Maria Antonieta Collins, a Mexican journalist with whom Ms Castro wrote her book, said: “In this way began a long relationship with the arch enemy of Fidel Castro, the Central Intelligence Agency ... From 1961 to 1964, at the risk of her own life, the work of Juanita Castro was to save the lives of her compatriots long before she left for exile in Miami.”
However, Ms Castro’s claims leave many questions unanswered. Did the information that she passed to the CIA, for instance, help in any of the supposed 638 unsuccessful assassination attempts on her brother’s life?
Since leaving Cuba, Ms Castro has remained a critic of its rulers, stating that her brother had betrayed the principles he originally espoused.
Before retiring in 2006, she lived quietly, running a pharmacy in Miami. Her only brush with fame was when Andy Warhol made a film about her life in 1965, as a satire on the Cuban revolution. She last spoke to Fidel in 1963 when their mother, Lina Ruz González, died of a heart attack.

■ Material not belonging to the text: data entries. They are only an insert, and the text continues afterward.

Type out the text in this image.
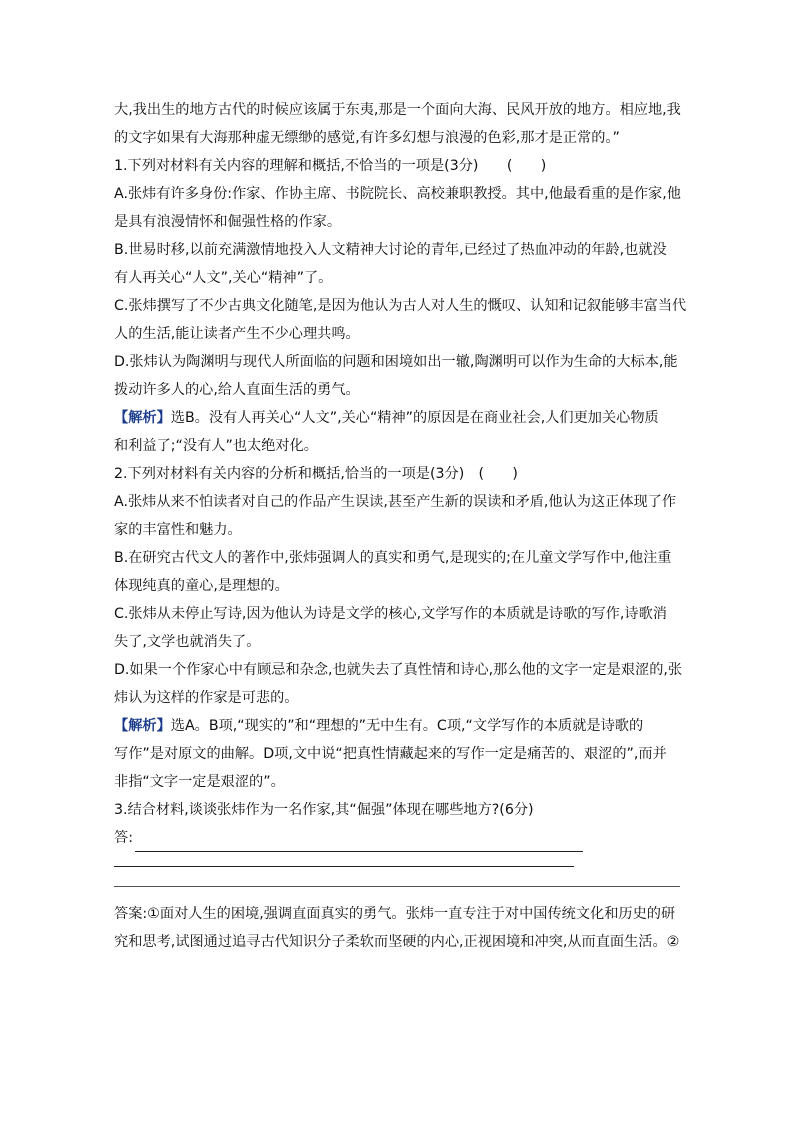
大,我出生的地方古代的时候应该属于东夷,那是一个面向大海、民风开放的地方。相应地,我
的文字如果有大海那种虚无缥缈的感觉,有许多幻想与浪漫的色彩,那才是正常的。”
1.下列对材料有关内容的理解和概括,不恰当的一项是(3分)　　(　　)
A.张炜有许多身份:作家、作协主席、书院院长、高校兼职教授。其中,他最看重的是作家,他
是具有浪漫情怀和倔强性格的作家。
B.世易时移,以前充满激情地投入人文精神大讨论的青年,已经过了热血冲动的年龄,也就没
有人再关心“人文”,关心“精神”了。
C.张炜撰写了不少古典文化随笔,是因为他认为古人对人生的慨叹、认知和记叙能够丰富当代
人的生活,能让读者产生不少心理共鸣。
D.张炜认为陶渊明与现代人所面临的问题和困境如出一辙,陶渊明可以作为生命的大标本,能
拨动许多人的心,给人直面生活的勇气。
【解析】选B。没有人再关心“人文”,关心“精神”的原因是在商业社会,人们更加关心物质
和利益了;“没有人”也太绝对化。
2.下列对材料有关内容的分析和概括,恰当的一项是(3分)　(　　)
A.张炜从来不怕读者对自己的作品产生误读,甚至产生新的误读和矛盾,他认为这正体现了作
家的丰富性和魅力。
B.在研究古代文人的著作中,张炜强调人的真实和勇气,是现实的;在儿童文学写作中,他注重
体现纯真的童心,是理想的。
C.张炜从未停止写诗,因为他认为诗是文学的核心,文学写作的本质就是诗歌的写作,诗歌消
失了,文学也就消失了。
D.如果一个作家心中有顾忌和杂念,也就失去了真性情和诗心,那么他的文字一定是艰涩的,张
炜认为这样的作家是可悲的。
【解析】选A。B项,“现实的”和“理想的”无中生有。C项,“文学写作的本质就是诗歌的
写作”是对原文的曲解。D项,文中说“把真性情藏起来的写作一定是痛苦的、艰涩的”,而并
非指“文字一定是艰涩的”。
3.结合材料,谈谈张炜作为一名作家,其“倔强”体现在哪些地方?(6分)
答:
答案:①面对人生的困境,强调直面真实的勇气。张炜一直专注于对中国传统文化和历史的研
究和思考,试图通过追寻古代知识分子柔软而坚硬的内心,正视困境和冲突,从而直面生活。②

She spoke to Raúl days before going into exile in July 1964.
The Associated Press reported in 1964 that she worked “voluntarily” for the US secret service for four years, just before she left Cuba. Philip Agee, the CIA agent, also wrote in his book Inside The Company: CIA Diary, published in 1975, that Ms Castro was a “propaganda agent” for the US.
The Castros were a middle-class family noted for their lack of warmth, according to those who knew them during the 1930s. Angel Castro, a businessman in the sugar trade, was described as hard and avaricious.
Fidel Castro, 83, who ruled the country for nearly half a century, was forced by ill health to hand over the presidency to Raúl, 78, last year.